Because the tuition was so affordable, the law school attracted a diverse student body. In 1971, 40% of the students entering the school were women, the second highest in the nation, according to Rutgers.

It was at Rutgers that Ginsburg developed her interest in women's issue. A group of students had asked her to lead a seminar on women and the law. In preparing for the class, Ginsburg, "quickly learned there wasn’t much to study on the subject—and in fact, there was a large gap in the law on gender equality," according to Rutgers. "That request from her students began Ginsburg’s journey to becoming a pioneer in women’s legal rights."

“Rutgers students sparked my interest and aided in charting the course I then pursued,” Ginsburg said in a short film, Our Revolutionary Spirit, made for Rutgers’ 250th anniversary. “Less than three years after starting the seminar, I was arguing gender discrimination cases before the Supreme Court.”

After leaving Rutgers, Ginsberg joined the faculty at Columbia Law School, becoming the first female tenured professor at the school.

At the same time, she became an appellate litigator who shaped much of the feminist legal agenda of the 1970s, a decade when many landmark sex discrimination cases came before the Supreme Court, according to Bloomberg Law.

During that period, she was instrumental in launching the Women’s Rights Project of the American Civil Liberties Union, and served as the ACLU’s General Counsel from 1973–1980, and on the National Board of Directors from 1974–1980.

In 1980, President Jimmy Carter appointed Ginsburg to the U.S. Court of Appeals for the District of Columbia Circuit. She served in that position until she was appointed by President Bill Clinton to the U.S Supreme Court in 1993 to fill the seat held by Justice Byron White. 

"Ruth Bader Ginsburg cannot be called a liberal or a conservative," Clinton said in nominating her. "She has proved herself too thoughtful for such labels.” Ginsburg was unanimously endorsed by the Senate Judiciary Committee and the Senate approved her by a 96-3 vote. She became only the second woman to serve on the high court.

In recent years, Ginsburg has become a cultural pop icon, taking the moniker Notorious RBG, named after 1990s rapper Notorious BIG. An Instagram page with the same name has more than 51,000 followers.

In hearing of her death Representative Albio Sires (D-NJ-08) said that “Ruth Bader Ginsburg was the very best of us. She has made our country a more equal place and from the very beginning of her career as a public figure, she believed in what our nation could be.
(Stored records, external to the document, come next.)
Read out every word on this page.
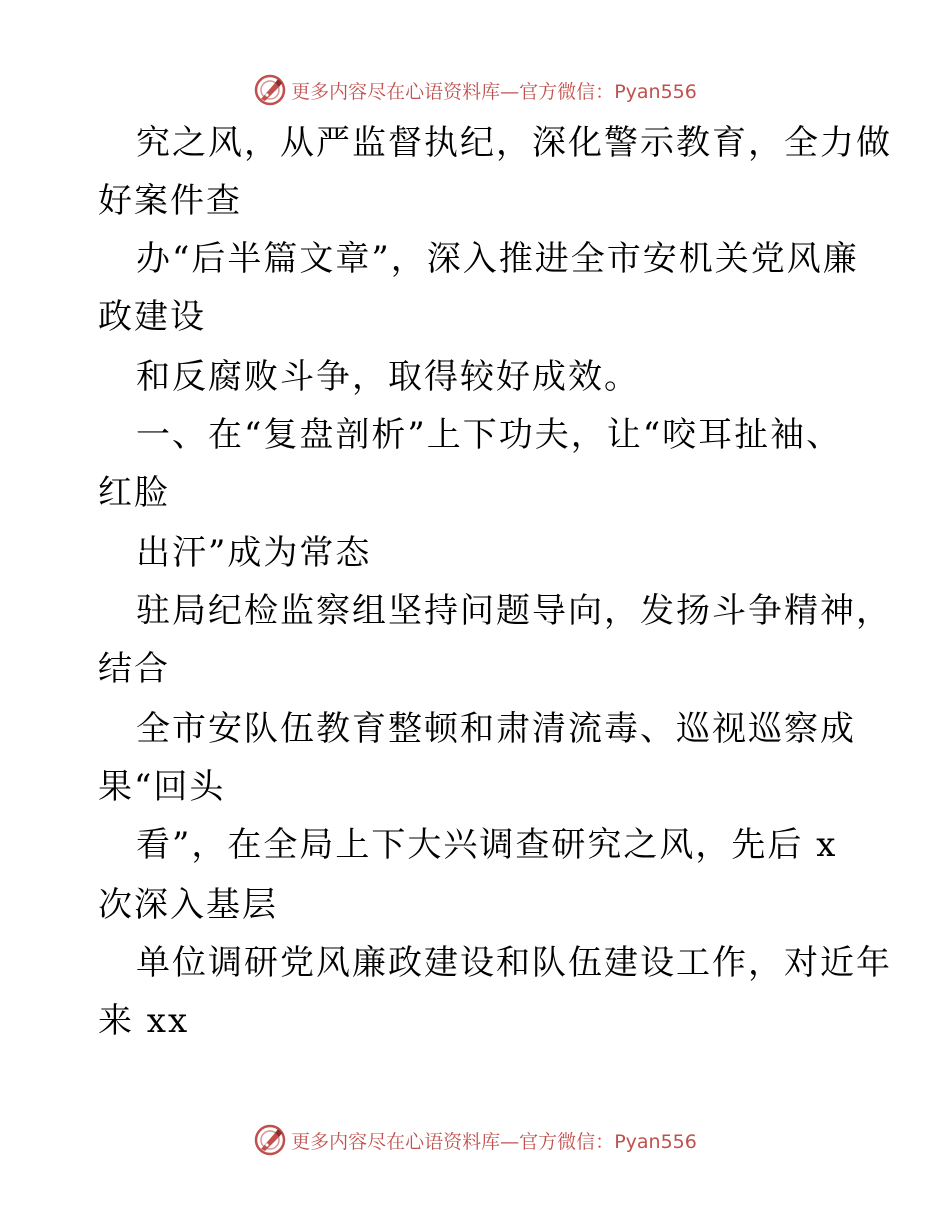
更多内容尽在心语资料库—官方微信：Pyan556
究之风，从严监督执纪，深化警示教育，全力做
好案件查
办“后半篇文章”，深入推进全市安机关党风廉
政建设
和反腐败斗争，取得较好成效。
一、在“复盘剖析”上下功夫，让“咬耳扯袖、
红脸
出汗”成为常态
驻局纪检监察组坚持问题导向，发扬斗争精神，
结合
全市安队伍教育整顿和肃清流毒、巡视巡察成
果“回头
看”，在全局上下大兴调查研究之风，先后 x
次深入基层
单位调研党风廉政建设和队伍建设工作，对近年
来 xx
更多内容尽在心语资料库—官方微信：Pyan556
From the time she was still at school, she faced down discrimination and prejudice and worked her way to the highest court in the land.” 

Sires would go on to praise the legal giant adding that her determination and dedication have helped shape an entire generation of Americans who look to her as a role model and who have had their day to day life influenced by her judicial decisions. 

“She used her legal skills to further women’s rights and strip back laws that were inherently unfair and unjust. Justice Ginsburg’s accomplishments are too numerous to count but when you look at how much she means to so many, you can begin to grasp how much she has done for us.”